Request manager
The NetworkRequestManager provides a queue-based approach to managing multiple concurrent HTTP requests. You submit requests with success and error callbacks, and the manager handles execution, response routing, and request deduplication.
This is particularly useful in UI applications where multiple components may be making requests simultaneously, and you want centralized management of the request lifecycle.
Setting up the request manager
using MADE.Networking.Http;
var manager = new NetworkRequestManager();
manager.Start();
The Start() method begins processing queued requests. Without calling it, requests are queued but not executed.

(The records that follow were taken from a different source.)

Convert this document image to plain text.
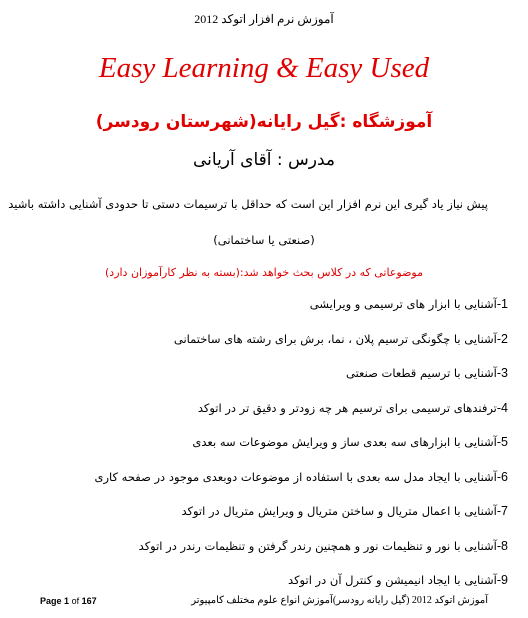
آموزش نرم افزار اتوکد 2012
Easy Learning & Easy Used
آموزشگاه :گیل رایانه(شهرستان رودسر)
مدرس : آقای آریانی
پیش نیاز یاد گیری این نرم افزار این است که حداقل با ترسیمات دستی تا حدودی آشنایی داشته باشید
(صنعتی یا ساختمانی)
موضوعاتی که در کلاس بحث خواهد شد:(بسته به نظر کارآموزان دارد)
1-آشنایی با ابزار های ترسیمی و ویرایشی
2-آشنایی با چگونگی ترسیم پلان ، نما، برش برای رشته های ساختمانی
3-آشنایی با ترسیم قطعات صنعتی
4-ترفندهای ترسیمی برای ترسیم هر چه زودتر و دقیق تر در اتوکد
5-آشنایی با ابزارهای سه بعدی ساز و ویرایش موضوعات سه بعدی
6-آشنایی با ایجاد مدل سه بعدی با استفاده از موضوعات دوبعدی موجود در صفحه کاری
7-آشنایی با اعمال متریال و ساختن متریال و ویرایش متریال در اتوکد
8-آشنایی با نور و تنظیمات نور و همچنین رندر گرفتن و تنظیمات رندر در اتوکد
9-آشنایی با ایجاد انیمیشن و کنترل آن در اتوکد
Page 1 of 167	آموزش اتوکد 2012 (گیل رایانه رودسر)آموزش انواع علوم مختلف کامپیوتر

Submitting requests with callbacks
Use AddOrUpdate to submit a request with a success callback:
var request = requestFactory.Get("https://api.example.com/profile");
manager.AddOrUpdate<JsonGetNetworkRequest, Profile>(
request,
profile => UpdateProfileUI(profile));
You can also provide an error callback:
manager.AddOrUpdate<JsonGetNetworkRequest, Profile, ErrorResponse>(
request,
profile => UpdateProfileUI(profile),
error => ShowError(error.Message));
Request deduplication
Every NetworkRequest has a Guid identifier. If you call AddOrUpdate with a request that has the same ID as a pending request, it replaces the pending one. This is useful for scenarios like search-as-you-type where you want to cancel the previous request when new input arrives.
Memory management with WeakReferenceCallback
The request manager uses WeakReferenceCallback internally to hold references to your callbacks. This means that if the object that registered the callback is disposed (e.g., a view model that's no longer active), the callback reference is released and garbage collection can proceed normally.
This is important in UI applications where views and view models are created and destroyed as the user navigates. Without weak references, the request manager would keep disposed objects alive in memory. See Weak references for more details.
Best practices
- Call
Start()early in your application lifecycle, typically during initialization. - Use request deduplication for user-driven requests (search, autocomplete) to avoid processing stale results.
- Prefer
INetworkRequestFactorydirectly for simple request/response patterns in service classes. The request manager adds value primarily in UI scenarios with concurrent requests and lifecycle concerns.